What madness makes people give up their lives for their faith?
Maybe it’s because of the Jordan River.
That’s the best I’ve got right now, anyway. Having just spent two days in Amman, in the company of people whose lives have been uprooted and decimated because of their unwillingness to surrender their faith (and realizing that by comparison I should have a one-way ticket straight to hell), I can’t stop thinking about it: Why do these fine, normal people—people who have regular jobs, cars, cable, and favorite sports teams, just like me—choose, when pushed, to give it all up for their faith?
What would you do? I hope and pray I would do the right thing, but I’m a sinner; who knows?
I had never seen the Jordan River, and to be honest I didn’t think seeing the spot where Jesus was baptized would really affect me, but it did. As we walked along the path that led to Christ’s baptimal site, tears started to well up in my eyes.
Being a dude I had to fight with every fiber of my being to keep it together, lest the press-and-blogger corps in my company should think me a big softy.
It was overwhelming. Not happy, not sad, simply more than I could easily process: Jesus Christ, man-and-God had stood right there, where I was looking; John and he had an odd conversation, and then John baptized him. And then the sky opened up, and God the Father spoke and the Holy Spirit appeared.
Right there, where I was standing. It was real. And I could feel it.
Suddenly, everything about the beginning of Jesus’ ministry on earth clicked, and I mean clicked, like a photo frame coming into focus. Suddenly I could see where John had come through the desert, because I had been traveling it myself. For the very first time in my life, my faith had become tangible. Not only could I see the places and walk on the same dirt that Jesus trod (the very same dirt), but I could feel God’s presence in a way that I never have before.
Holy Land. It was like the dusty air I was breathing was filled with the Holy Spirit.
As we journalists collected ourselves and headed off to lunch, it dawned on me. I suddenly knew why the Christian refugees that we had met in Amman had done as they did. They had known their faith with this kind of dust-and-intimacy. They had experienced what I had just experienced in a way that cuts through to what is real, and forever, and away from what is ultimately just a distraction from that reality: jobs, cars, sports teams.
Coming to Jordan, especially the experience of standing at the pool where Jesus was baptized and becoming acquainted with that sense of holy reality, I begin—only begin—to understand why people are willing to die, willing to be displaced, for Christ’s sake. Except through the Mass, we Americans and Europeans do not have this daily interface with the Divine. We don’t get to experience this surrounding reality, and our faith is maybe the weaker for it.
It becomes real, in an entirely different way, when you walk the same desert roads that Jesus had with Peter and the disciples; it becomes real when you put your feet into the water of the Jordan and realize who was there before you; it becomes real when someone puts a gun to your head and tells you to renounce your faith.
Don’t misunderstand, it’s not that we can’t or don’t experience this reality in other ways—the witness of the saints tells us we can—but this experience is different. It is singular. It has changed me forever.
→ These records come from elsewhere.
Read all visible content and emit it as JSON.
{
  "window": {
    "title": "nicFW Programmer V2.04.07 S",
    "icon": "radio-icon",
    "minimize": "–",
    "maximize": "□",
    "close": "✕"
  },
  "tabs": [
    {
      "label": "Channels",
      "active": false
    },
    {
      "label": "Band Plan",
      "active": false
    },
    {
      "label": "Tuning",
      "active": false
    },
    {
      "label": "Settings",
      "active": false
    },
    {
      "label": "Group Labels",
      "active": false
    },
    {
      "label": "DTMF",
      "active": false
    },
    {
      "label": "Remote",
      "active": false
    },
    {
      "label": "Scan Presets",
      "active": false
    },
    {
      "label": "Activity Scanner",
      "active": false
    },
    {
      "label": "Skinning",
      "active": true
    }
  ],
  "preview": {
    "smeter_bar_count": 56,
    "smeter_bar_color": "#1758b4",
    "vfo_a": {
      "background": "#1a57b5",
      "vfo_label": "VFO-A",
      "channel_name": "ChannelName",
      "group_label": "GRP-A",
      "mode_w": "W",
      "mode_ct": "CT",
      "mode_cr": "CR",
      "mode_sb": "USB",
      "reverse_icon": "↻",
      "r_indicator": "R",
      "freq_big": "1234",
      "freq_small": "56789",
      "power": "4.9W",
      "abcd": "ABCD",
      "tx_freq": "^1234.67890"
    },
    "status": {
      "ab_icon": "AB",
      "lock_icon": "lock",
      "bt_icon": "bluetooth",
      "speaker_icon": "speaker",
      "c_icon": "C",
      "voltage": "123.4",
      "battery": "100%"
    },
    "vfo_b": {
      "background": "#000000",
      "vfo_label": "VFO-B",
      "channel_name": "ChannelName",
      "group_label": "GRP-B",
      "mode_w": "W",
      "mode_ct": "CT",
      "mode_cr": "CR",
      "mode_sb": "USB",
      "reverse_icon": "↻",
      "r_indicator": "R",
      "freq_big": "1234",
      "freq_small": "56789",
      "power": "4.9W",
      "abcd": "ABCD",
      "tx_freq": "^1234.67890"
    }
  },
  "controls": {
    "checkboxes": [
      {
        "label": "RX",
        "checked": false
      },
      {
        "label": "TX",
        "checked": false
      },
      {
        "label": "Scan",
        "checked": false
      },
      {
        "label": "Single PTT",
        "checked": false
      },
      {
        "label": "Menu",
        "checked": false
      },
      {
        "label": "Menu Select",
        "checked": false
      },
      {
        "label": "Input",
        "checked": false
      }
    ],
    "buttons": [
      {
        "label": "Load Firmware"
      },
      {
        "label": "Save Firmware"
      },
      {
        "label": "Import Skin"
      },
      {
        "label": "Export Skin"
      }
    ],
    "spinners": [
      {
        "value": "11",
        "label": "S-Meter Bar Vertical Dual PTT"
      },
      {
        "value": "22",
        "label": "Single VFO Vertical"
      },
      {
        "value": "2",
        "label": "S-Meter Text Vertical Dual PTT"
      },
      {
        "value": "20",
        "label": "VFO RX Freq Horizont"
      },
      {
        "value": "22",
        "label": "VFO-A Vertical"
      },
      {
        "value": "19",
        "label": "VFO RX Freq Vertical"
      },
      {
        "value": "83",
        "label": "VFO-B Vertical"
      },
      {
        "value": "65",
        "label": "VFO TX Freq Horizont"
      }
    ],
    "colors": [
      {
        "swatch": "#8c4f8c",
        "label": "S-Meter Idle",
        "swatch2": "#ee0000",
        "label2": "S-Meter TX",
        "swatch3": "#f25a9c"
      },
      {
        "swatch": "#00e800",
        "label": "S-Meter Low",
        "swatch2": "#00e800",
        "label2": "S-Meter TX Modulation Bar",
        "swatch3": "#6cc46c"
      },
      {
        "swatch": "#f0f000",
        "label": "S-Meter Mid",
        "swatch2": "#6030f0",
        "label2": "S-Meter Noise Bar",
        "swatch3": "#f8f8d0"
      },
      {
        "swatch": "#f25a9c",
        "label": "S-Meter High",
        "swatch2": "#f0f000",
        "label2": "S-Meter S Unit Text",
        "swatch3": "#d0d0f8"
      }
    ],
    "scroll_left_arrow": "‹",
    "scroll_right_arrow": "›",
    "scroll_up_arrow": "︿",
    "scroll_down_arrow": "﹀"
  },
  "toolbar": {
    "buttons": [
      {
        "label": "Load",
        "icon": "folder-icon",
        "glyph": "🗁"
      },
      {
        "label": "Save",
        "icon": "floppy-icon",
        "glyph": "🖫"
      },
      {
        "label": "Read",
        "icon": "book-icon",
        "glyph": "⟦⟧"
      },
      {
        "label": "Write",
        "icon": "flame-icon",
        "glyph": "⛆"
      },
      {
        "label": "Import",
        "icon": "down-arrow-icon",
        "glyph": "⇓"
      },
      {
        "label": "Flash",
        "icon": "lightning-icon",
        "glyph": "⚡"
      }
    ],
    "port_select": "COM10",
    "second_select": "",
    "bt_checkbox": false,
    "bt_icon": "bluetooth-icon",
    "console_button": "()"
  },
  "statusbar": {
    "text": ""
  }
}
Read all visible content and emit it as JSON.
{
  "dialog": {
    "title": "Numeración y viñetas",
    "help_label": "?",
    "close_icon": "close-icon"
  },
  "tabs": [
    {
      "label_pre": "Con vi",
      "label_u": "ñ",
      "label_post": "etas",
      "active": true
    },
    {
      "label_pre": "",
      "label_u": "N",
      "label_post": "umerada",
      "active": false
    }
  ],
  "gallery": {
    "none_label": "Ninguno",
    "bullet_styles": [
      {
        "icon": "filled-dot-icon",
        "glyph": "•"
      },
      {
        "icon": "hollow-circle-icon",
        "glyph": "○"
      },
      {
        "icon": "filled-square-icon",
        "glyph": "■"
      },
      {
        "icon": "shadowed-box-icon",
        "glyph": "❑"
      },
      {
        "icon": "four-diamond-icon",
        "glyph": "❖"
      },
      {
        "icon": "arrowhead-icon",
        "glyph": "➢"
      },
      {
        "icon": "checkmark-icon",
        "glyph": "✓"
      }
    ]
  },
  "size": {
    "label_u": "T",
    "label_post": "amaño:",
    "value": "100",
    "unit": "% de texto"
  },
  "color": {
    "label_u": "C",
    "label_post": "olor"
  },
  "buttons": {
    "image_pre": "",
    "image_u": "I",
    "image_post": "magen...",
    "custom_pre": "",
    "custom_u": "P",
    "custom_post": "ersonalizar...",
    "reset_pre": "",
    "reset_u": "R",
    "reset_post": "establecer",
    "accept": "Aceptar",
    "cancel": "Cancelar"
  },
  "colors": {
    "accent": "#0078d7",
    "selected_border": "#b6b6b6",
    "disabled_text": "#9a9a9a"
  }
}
This might sound strange, but the refugees I met were a gift to me. I’ve read about their plights and followed from afar, but I never really got it. Now, I know.
They are a visible sign of God’s Love for us and their love for God … you don’t ever walk away from who you love. They are living proof of faith and love is reality and relationship.
We might need the refugees more than they need us, I think. They need material aid, and to be returned to their home, and if we do nothing else we need to pray like saints for God to come to their aid; we need to speak truth to power, that those in charge cannot ignore their plight.
Mother Teresa talked about material poverty, but she said spiritual poverty was even worse. We in the comfortable West have the things that these refugees “need,” but they have the one thing, the only thing that really matters: a loving relationship with Jesus Christ—so complete and so powerful that they are willing to sacrifice everything to be faithful to him. We all need that richness and that comfort.
I write this from the banks of the Jordan, humbled and changed. If it’s not because of the Jordan, then it’s because of what happened in the Jordan; either way, everything is different.
If you can get to Jordan, you should. Actually, if you can’t get to the Jordan, find a way—you’ll be changed forever.